Of Lichens and Learning

‘Sometimes,’ I shared recently with followers on Twitter and Facebook, ‘the answers are in a book about lichens.’

Deep among the vivid pages of Lichens of North America, someplace between the descriptions of Cladina sterllaris and Cladonia cervicornis verticillata, I may have found the inspiration that I’d been seeking.  The glory of lichenate minutiae, the intricate interstices and curls of lace disappearing into fractal edges–It just isn’t possible to get close enough.

Somewhere among these images is what I am looking for.

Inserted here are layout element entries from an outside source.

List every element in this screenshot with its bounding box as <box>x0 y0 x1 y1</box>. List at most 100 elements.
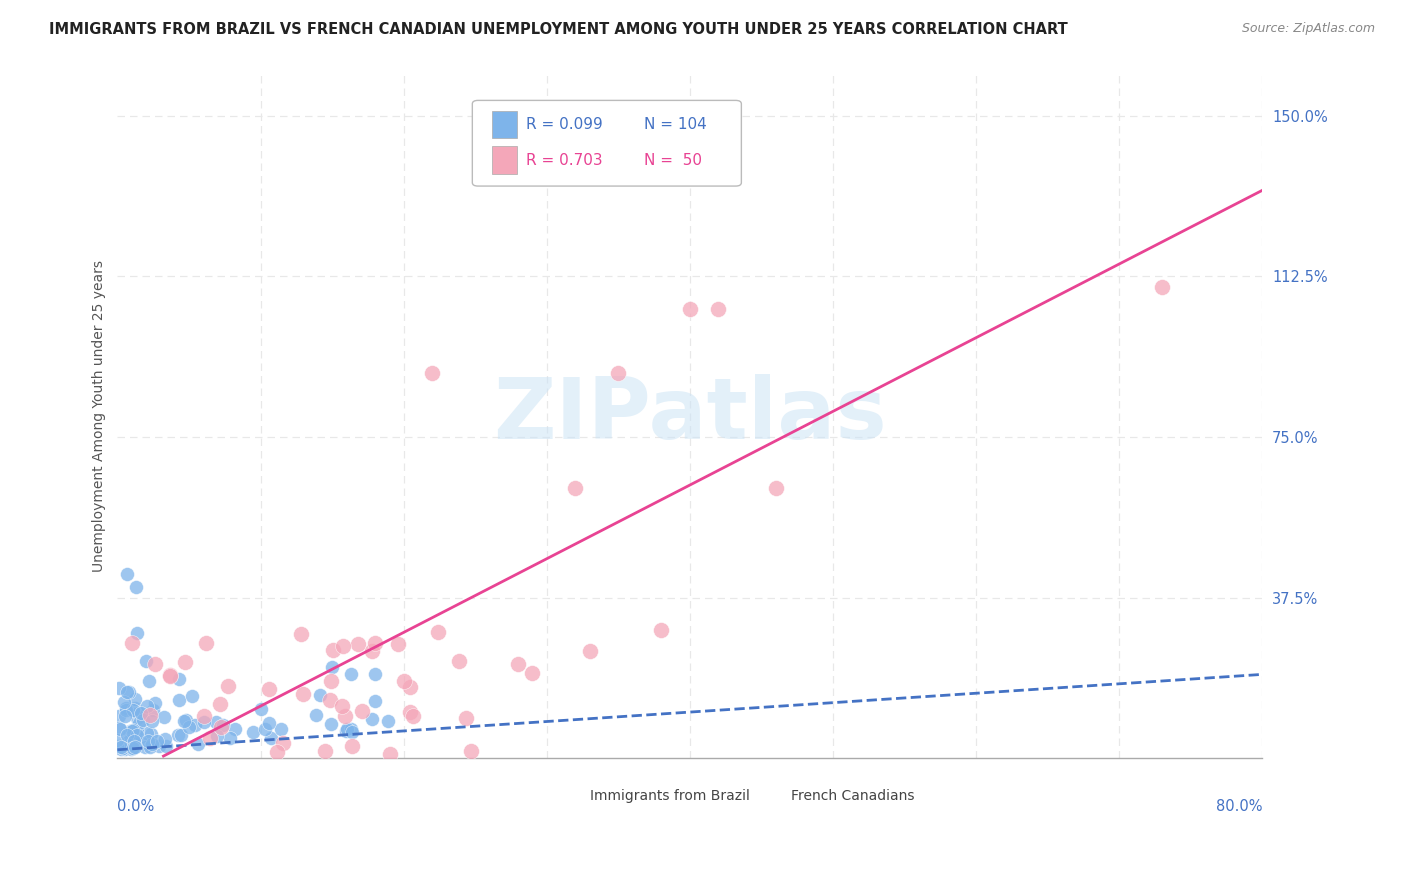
Point <box>141 714 163 729</box>
Point <box>319 674 342 689</box>
Point <box>173 655 195 669</box>
Point <box>508 657 530 672</box>
Text: Source: ZipAtlas.com: Source: ZipAtlas.com <box>1241 22 1375 36</box>
Point <box>115 728 138 742</box>
Point <box>314 744 336 758</box>
Point <box>122 734 145 748</box>
Point <box>111 740 134 755</box>
Point <box>242 724 264 739</box>
Point <box>139 739 162 754</box>
Point <box>107 739 129 754</box>
Point <box>399 680 422 694</box>
Point <box>650 623 672 637</box>
Point <box>124 740 146 755</box>
Point <box>198 731 221 745</box>
Point <box>114 703 136 717</box>
Point <box>159 668 181 682</box>
Point <box>392 674 415 689</box>
Point <box>125 580 148 594</box>
Point <box>135 726 157 740</box>
Text: 80.0%: 80.0% <box>1216 799 1263 814</box>
Point <box>522 665 544 680</box>
Point <box>122 703 145 717</box>
Point <box>125 723 148 738</box>
Point <box>335 723 357 738</box>
Point <box>193 709 215 723</box>
Point <box>114 709 136 723</box>
Point <box>122 741 145 756</box>
Point <box>260 731 283 745</box>
Bar <box>765 787 785 808</box>
Point <box>167 693 190 707</box>
Point <box>112 739 135 753</box>
Point <box>204 714 226 729</box>
Bar <box>492 146 517 174</box>
Text: Immigrants from Brazil: Immigrants from Brazil <box>591 789 751 803</box>
Point <box>207 729 229 743</box>
Point <box>454 711 477 725</box>
Point <box>378 747 401 761</box>
Point <box>138 674 160 689</box>
Text: R = 0.099: R = 0.099 <box>526 117 603 132</box>
Point <box>117 567 139 582</box>
Point <box>332 639 354 653</box>
Point <box>125 626 148 640</box>
Point <box>122 737 145 751</box>
Point <box>176 713 198 727</box>
Text: French Canadians: French Canadians <box>790 789 914 803</box>
Point <box>187 737 209 751</box>
Point <box>136 698 159 713</box>
Point <box>253 722 276 736</box>
Point <box>352 704 374 718</box>
Point <box>707 301 730 316</box>
Point <box>127 706 149 720</box>
Y-axis label: Unemployment Among Youth under 25 years: Unemployment Among Youth under 25 years <box>93 260 107 572</box>
Point <box>108 721 131 735</box>
Point <box>173 714 195 728</box>
Point <box>122 734 145 748</box>
Point <box>209 697 232 711</box>
Point <box>402 709 425 723</box>
Point <box>118 685 141 699</box>
Point <box>426 624 449 639</box>
Point <box>153 731 176 746</box>
Point <box>121 741 143 756</box>
Point <box>118 723 141 738</box>
Point <box>194 636 217 650</box>
Point <box>127 711 149 725</box>
Point <box>360 712 382 726</box>
Point <box>153 710 176 724</box>
Point <box>115 738 138 752</box>
Point <box>361 644 384 658</box>
Point <box>110 739 132 754</box>
Point <box>120 741 142 756</box>
Point <box>292 687 315 701</box>
Point <box>364 693 387 707</box>
Point <box>218 731 240 745</box>
Point <box>321 659 343 673</box>
Point <box>112 738 135 752</box>
Point <box>124 701 146 715</box>
Point <box>177 720 200 734</box>
Point <box>319 692 342 706</box>
Point <box>169 672 191 686</box>
Point <box>141 737 163 751</box>
Point <box>332 699 354 714</box>
Point <box>142 703 165 717</box>
Point <box>209 720 232 734</box>
Point <box>121 724 143 739</box>
Point <box>107 733 129 747</box>
Point <box>145 734 167 748</box>
Point <box>124 692 146 706</box>
Point <box>377 714 399 728</box>
Point <box>108 681 131 695</box>
Point <box>193 714 215 729</box>
Point <box>112 738 135 752</box>
Point <box>115 700 138 714</box>
Point <box>118 734 141 748</box>
Point <box>224 723 246 737</box>
FancyBboxPatch shape <box>472 101 741 186</box>
Point <box>110 741 132 756</box>
Point <box>143 657 166 672</box>
Point <box>212 718 235 732</box>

To liberally paraphrase Karen Barad from her recent book, Meeting the Universe Halfway, the material conditions of much of our current postsecondary landscape “performatively produces” and reinscribes pedagogies and curricula that persist in sketching boundaries between learning and the world beyond the academy. Reminiscent of Tim Cresswell’s notion that we continually practice and re-inscribe ideologies through our daily practice (how do we know how to act in public spaces–how do we conversely recreate those places through our actions?), such reasoning etches parallel furrows in a granite landscape resolutely lichenate.

As educators, we follow, as a matter of course, such glacial scarring on a panoply of metaphoric stones, through or past, but rarely insinuated with the organic systems that surround us.

What would it be like, I asked students in my first-year Writing and Speaking to the Issues class recently, to jump these lines and devote all one’s life to a single passion and a single aim — and one that steps beyond the mere self-serving to change the ways that others think about the world.

If we choose, as I enjoined my students, to engage in dialogue with moments of the performative everyday, what I hope that may well emerge from the complexity of countless nodes and intersections–imbricated and involuted all–is a dynamic system that yields and demonstrates resilience.

So…how to begin?

I’ll see how the students answer that…tomorrow.